Oien founded ScoreStream to provide a Web platform that would enable fans at high school football games to use their smartphones to post their scores. Since then, the company has extended its reach by signing syndication deals with strategic partners like the Associated Press and iHeartMedia’s national radio network, and has expanded its content to include community college and middle school sports. After moving into Canada, the company also had been expanding into the United Kingdom and the rest of Europe.
Yet Oien said ScoreStream has just 10 employees. “It’s funny,” Oien explained. “We’ve created the technology platform [and some people work on that], and a couple people work on business development. But with crowdsourcing, the content takes care of itself.”
ScoreStream says its mobile app distributes crowdsourced scores, photos, video, and chat from over 10,000 games per week from around the world.
Intel and ScoreStream have also entered into a business collaboration agreement, under which they will collaborate regarding certain technical, marketing, and sales activities. The statement from ScoreStream quotes James Carwana of Intel Sports saying, “Intel Sports plans to collaborate with ScoreStream to enhance the fan engagement and personalization experience around this hyper-local data on a global basis.”

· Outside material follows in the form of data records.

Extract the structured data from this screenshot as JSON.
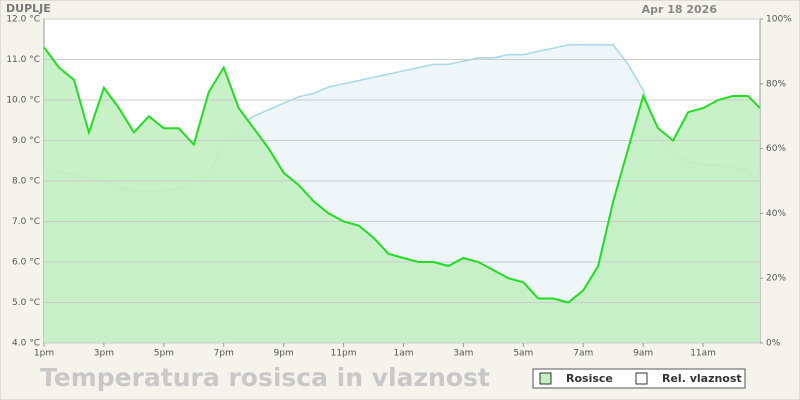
{
  "chart_data": {
    "type": "line",
    "station": "DUPLJE",
    "date": "Apr 18 2026",
    "title": "Temperatura rosisca in vlaznost",
    "x": [
      0,
      0.5,
      1,
      1.5,
      2,
      2.5,
      3,
      3.5,
      4,
      4.5,
      5,
      5.5,
      6,
      6.5,
      7,
      7.5,
      8,
      8.5,
      9,
      9.5,
      10,
      10.5,
      11,
      11.5,
      12,
      12.5,
      13,
      13.5,
      14,
      14.5,
      15,
      15.5,
      16,
      16.5,
      17,
      17.5,
      18,
      18.5,
      19,
      19.5,
      20,
      20.5,
      21,
      21.5,
      22,
      22.5,
      23,
      23.5,
      23.9
    ],
    "xlim": [
      0,
      23.9
    ],
    "xticks": [
      {
        "value": 0,
        "label": "1pm"
      },
      {
        "value": 2,
        "label": "3pm"
      },
      {
        "value": 4,
        "label": "5pm"
      },
      {
        "value": 6,
        "label": "7pm"
      },
      {
        "value": 8,
        "label": "9pm"
      },
      {
        "value": 10,
        "label": "11pm"
      },
      {
        "value": 12,
        "label": "1am"
      },
      {
        "value": 14,
        "label": "3am"
      },
      {
        "value": 16,
        "label": "5am"
      },
      {
        "value": 18,
        "label": "7am"
      },
      {
        "value": 20,
        "label": "9am"
      },
      {
        "value": 22,
        "label": "11am"
      }
    ],
    "ylim": [
      4,
      12
    ],
    "yticks": [
      {
        "value": 4,
        "label": "4.0 °C"
      },
      {
        "value": 5,
        "label": "5.0 °C"
      },
      {
        "value": 6,
        "label": "6.0 °C"
      },
      {
        "value": 7,
        "label": "7.0 °C"
      },
      {
        "value": 8,
        "label": "8.0 °C"
      },
      {
        "value": 9,
        "label": "9.0 °C"
      },
      {
        "value": 10,
        "label": "10.0 °C"
      },
      {
        "value": 11,
        "label": "11.0 °C"
      },
      {
        "value": 12,
        "label": "12.0 °C"
      }
    ],
    "y2lim": [
      0,
      100
    ],
    "y2ticks": [
      {
        "value": 0,
        "label": "0%"
      },
      {
        "value": 20,
        "label": "20%"
      },
      {
        "value": 40,
        "label": "40%"
      },
      {
        "value": 60,
        "label": "60%"
      },
      {
        "value": 80,
        "label": "80%"
      },
      {
        "value": 100,
        "label": "100%"
      }
    ],
    "grid": true,
    "series": [
      {
        "name": "Rosisce",
        "color": "#22dd22",
        "fill": "#c2f0c2",
        "values": [
          11.3,
          10.8,
          10.5,
          9.2,
          10.3,
          9.8,
          9.2,
          9.6,
          9.3,
          9.3,
          8.9,
          10.2,
          10.8,
          9.8,
          9.3,
          8.8,
          8.2,
          7.9,
          7.5,
          7.2,
          7.0,
          6.9,
          6.6,
          6.2,
          6.1,
          6.0,
          6.0,
          5.9,
          6.1,
          6.0,
          5.8,
          5.6,
          5.5,
          5.1,
          5.1,
          5.0,
          5.3,
          5.9,
          7.5,
          8.8,
          10.1,
          9.3,
          9.0,
          9.7,
          9.8,
          10.0,
          10.1,
          10.1,
          9.8
        ]
      },
      {
        "name": "Rel. vlaznost",
        "color": "#a8d8e8",
        "fill": "#eef6fa",
        "axis": "y2",
        "values": [
          54,
          53,
          52,
          51,
          50,
          48,
          47,
          47,
          47,
          48,
          49,
          52,
          62,
          67,
          70,
          72,
          74,
          76,
          77,
          79,
          80,
          81,
          82,
          83,
          84,
          85,
          86,
          86,
          87,
          88,
          88,
          89,
          89,
          90,
          91,
          92,
          92,
          92,
          92,
          86,
          78,
          64,
          58,
          56,
          55,
          55,
          54,
          53,
          49
        ]
      }
    ]
  }
}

Oien noted that Intel also has been making some big moves into sports. The chipmaker recently announced a partnership with the International Olympic Committee intended to bring “new levels of fan interaction through leading-edge technology” to the Olympic Games. Intel also has announced recent deals with the National Football League and the National Basketball Association.
At the media tech studio program in New York, Oien said, ScoreStream worked with Verizon’s digital media businesses on product development and messaging, and with R/GA on ScoreStream’s branding, strategic marketing, design, and related issues. Oien also hinted of synergies to come, noting that Verizon completed its $4.5 billion buyout of Yahoo in June, and has operated AOL since that $4.4 billion deal closed in 2015.